Aunque a muchos les parezca mentira, Lima tuvo alguna vez un sistema de transporte público. No era extraordinario, pero era cumplidor.
Había una red de tranvías que comunicaba el centro de la ciudad con sus barrios adyacentes. Los buses de las líneas privadas funcionaban bajo regulación. Y había hasta dos empresas públicas que prestaban servicio en red: los llamados “bussing” y una empresa de propiedad social. Pero ocurrió que esa frágil estructura se extinguió paulatinamente entre la miopía y la demagogia de los políticos y la indiferencia suicida de la gente.
Los hechos tienen responsables claros. El sistema de tranvías fue liquidado durante la administración de Luis Bedoya, que equivocadamente consideró inútil repotenciar el servicio como se ha hecho exitosamente en muchas de las más importantes ciudades del mundo. Con ello le quitó la espina dorsal al transporte urbano de entonces. Con él se impone una euforia de entusiasmo por el automóvil, es decir, la preferencia por el transporte individual en lugar del transporte colectivo, en una mala lectura de la experiencia norteamericana.

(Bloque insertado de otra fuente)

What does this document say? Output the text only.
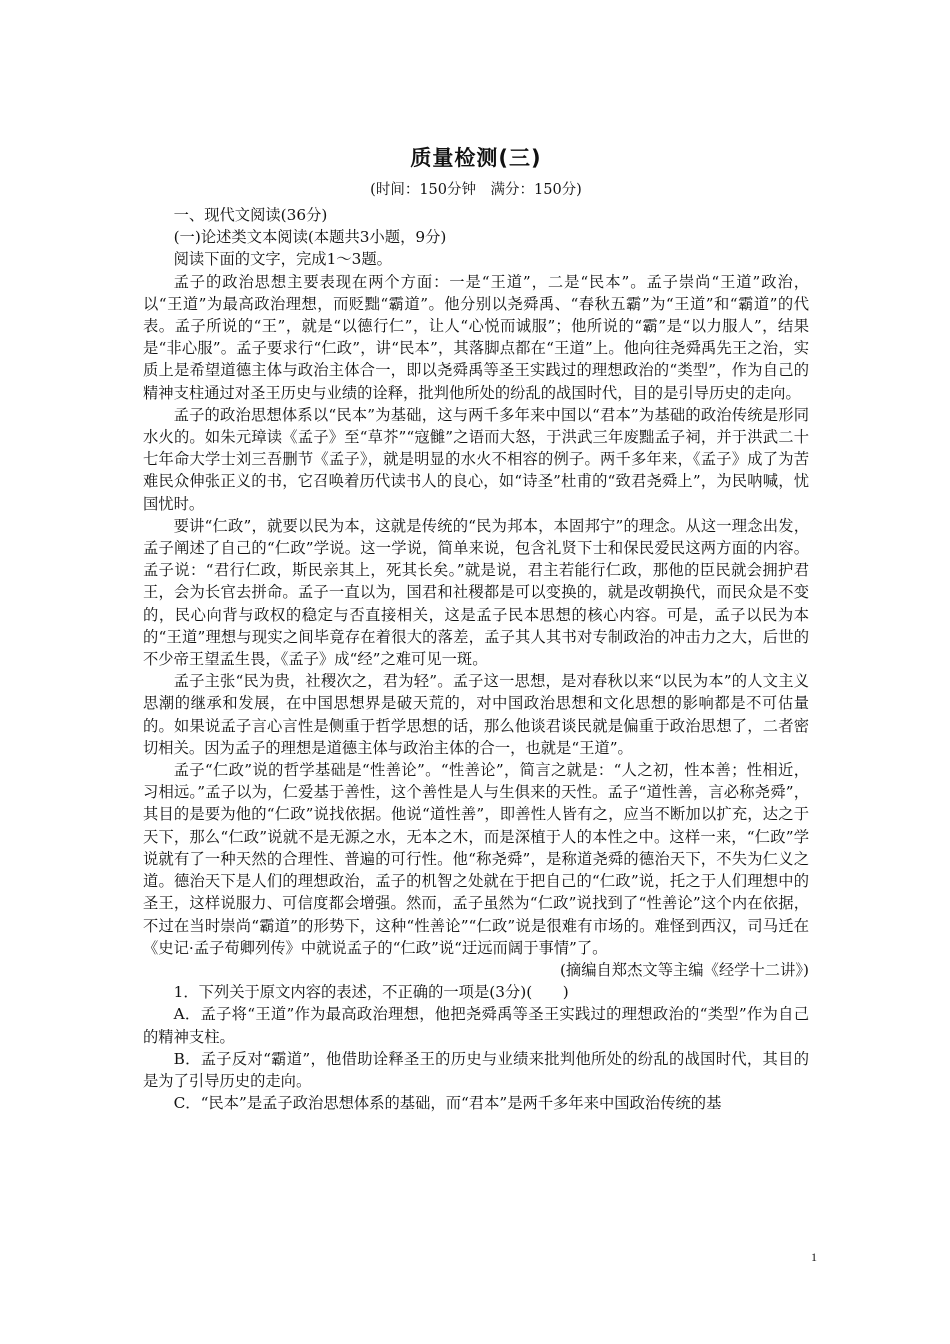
质量检测(三)
(时间：150分钟　满分：150分)

一、现代文阅读(36分)

(一)论述类文本阅读(本题共3小题，9分)

阅读下面的文字，完成1～3题。

孟子的政治思想主要表现在两个方面：一是“王道”，二是“民本”。孟子崇尚“王道”政治，以“王道”为最高政治理想，而贬黜“霸道”。他分别以尧舜禹、“春秋五霸”为“王道”和“霸道”的代表。孟子所说的“王”，就是“以德行仁”，让人“心悦而诚服”；他所说的“霸”是“以力服人”，结果是“非心服”。孟子要求行“仁政”，讲“民本”，其落脚点都在“王道”上。他向往尧舜禹先王之治，实质上是希望道德主体与政治主体合一，即以尧舜禹等圣王实践过的理想政治的“类型”，作为自己的精神支柱通过对圣王历史与业绩的诠释，批判他所处的纷乱的战国时代，目的是引导历史的走向。

孟子的政治思想体系以“民本”为基础，这与两千多年来中国以“君本”为基础的政治传统是形同水火的。如朱元璋读《孟子》至“草芥”“寇雠”之语而大怒，于洪武三年废黜孟子祠，并于洪武二十七年命大学士刘三吾删节《孟子》，就是明显的水火不相容的例子。两千多年来，《孟子》成了为苦难民众伸张正义的书，它召唤着历代读书人的良心，如“诗圣”杜甫的“致君尧舜上”，为民呐喊，忧国忧时。

要讲“仁政”，就要以民为本，这就是传统的“民为邦本，本固邦宁”的理念。从这一理念出发，孟子阐述了自己的“仁政”学说。这一学说，简单来说，包含礼贤下士和保民爱民这两方面的内容。孟子说：“君行仁政，斯民亲其上，死其长矣。”就是说，君主若能行仁政，那他的臣民就会拥护君王，会为长官去拼命。孟子一直以为，国君和社稷都是可以变换的，就是改朝换代，而民众是不变的，民心向背与政权的稳定与否直接相关，这是孟子民本思想的核心内容。可是，孟子以民为本的“王道”理想与现实之间毕竟存在着很大的落差，孟子其人其书对专制政治的冲击力之大，后世的不少帝王望孟生畏，《孟子》成“经”之难可见一斑。

孟子主张“民为贵，社稷次之，君为轻”。孟子这一思想，是对春秋以来“以民为本”的人文主义思潮的继承和发展，在中国思想界是破天荒的，对中国政治思想和文化思想的影响都是不可估量的。如果说孟子言心言性是侧重于哲学思想的话，那么他谈君谈民就是偏重于政治思想了，二者密切相关。因为孟子的理想是道德主体与政治主体的合一，也就是“王道”。

孟子“仁政”说的哲学基础是“性善论”。“性善论”，简言之就是：“人之初，性本善；性相近，习相远。”孟子以为，仁爱基于善性，这个善性是人与生俱来的天性。孟子“道性善，言必称尧舜”，其目的是要为他的“仁政”说找依据。他说“道性善”，即善性人皆有之，应当不断加以扩充，达之于天下，那么“仁政”说就不是无源之水，无本之木，而是深植于人的本性之中。这样一来，“仁政”学说就有了一种天然的合理性、普遍的可行性。他“称尧舜”，是称道尧舜的德治天下，不失为仁义之道。德治天下是人们的理想政治，孟子的机智之处就在于把自己的“仁政”说，托之于人们理想中的圣王，这样说服力、可信度都会增强。然而，孟子虽然为“仁政”说找到了“性善论”这个内在依据，不过在当时崇尚“霸道”的形势下，这种“性善论”“仁政”说是很难有市场的。难怪到西汉，司马迁在《史记·孟子荀卿列传》中就说孟子的“仁政”说“迂远而阔于事情”了。

(摘编自郑杰文等主编《经学十二讲》)

1．下列关于原文内容的表述，不正确的一项是(3分)(　　)

A．孟子将“王道”作为最高政治理想，他把尧舜禹等圣王实践过的理想政治的“类型”作为自己的精神支柱。

B．孟子反对“霸道”，他借助诠释圣王的历史与业绩来批判他所处的纷乱的战国时代，其目的是为了引导历史的走向。

C．“民本”是孟子政治思想体系的基础，而“君本”是两千多年来中国政治传统的基

1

En descargo de Bedoya, hay que subrayar que fue él quien inauguró el servicio en red de los “bussing”, a través de la recordada empresa paramunicipal de transportes. Se trataba de buses cómodos y grandes, organizados en rutas que cubrían toda la ciudad de entonces. Algunos años después, ya en la época del general Velasco, esta empresa entró en crisis y fue asumida por el Ministerio de Transportes a través de la empresa Enatru Perú, con la cual se introdujeron buses de tamaño aun mayor, los recordados buses articulados de fabricación húngara.
El mismo gobierno de Velasco impulsó una segunda empresa de transporte público urbano a través de una empresa bajo la modalidad societaria experimental de propiedad social. Esta pronto constituyó una segunda red tan amplia como la de Enatru e incluso en competencia con ella. Probablemente fue un error impulsar una segunda empresa para la misma ciudad, en lugar de fortalecer y ampliar la ya existente.
Por entonces, empezó a desarrollarse el transporte informal a través de los microbuses. Para los años 80, estos ya eran una fuerza y empezaban a imponer claramente sus condiciones ante la decadencia de las empresas públicas, incapaces de renovar y ampliar su flota. Entonces había un exceso de empresas públicas manejadas, además, de manera incompetente. Los gobiernos no vieron entonces la ventaja de privatizarlas, manteniendo el carácter público de actividades como el transporte, que es público y hasta estrictamente estatal en todos los países democráticos y bien organizados, que por lo demás tienen una economía de mercado.
Fujimori fue el gran destructor de lo poco que tenía Lima de estructura de transporte público con la liquidación de Enatru y la empresa de propiedad social. Con él triunfa y se impone hasta hoy la cultura combi, con el ingreso masivo de este vehículo precario como norma infame para el transporte de la gente y la imposición absoluta del caos, la arbitrariedad, el peligro y la corrupción como norma. El resultado han sido miles de víctimas en las pistas, un infierno en el que todos perdemos tiempo y una socialización violenta entre la gente.
Ningún gobierno y ningún alcalde, desde entonces, hizo nada para cambiar esto, antes bien convivieron o vivieron de las mafias enseñoreadas del transporte. Castañeda estuvo ocho años sin tocar un pelo a este problema fundamental y hoy, no contento con ello, boicotea la reforma. Por eso, la valentía y la visión de futuro de la alcaldesa Susana Villarán merecen respeto y decidido apoyo. La reforma del transporte que ha emprendido, contra viento y marea, es la medida más trascendental de un alcalde en muchas décadas para rescatar a Lima de la envilecedora “cultura combi” y tendrá efectos positivos más allá de las pistas, en la socialización democráticas de los limeños.
Artículo de Ronald Gamarra Herrera publicado en el Diario16, el domingo 07 de septiembre de 2014.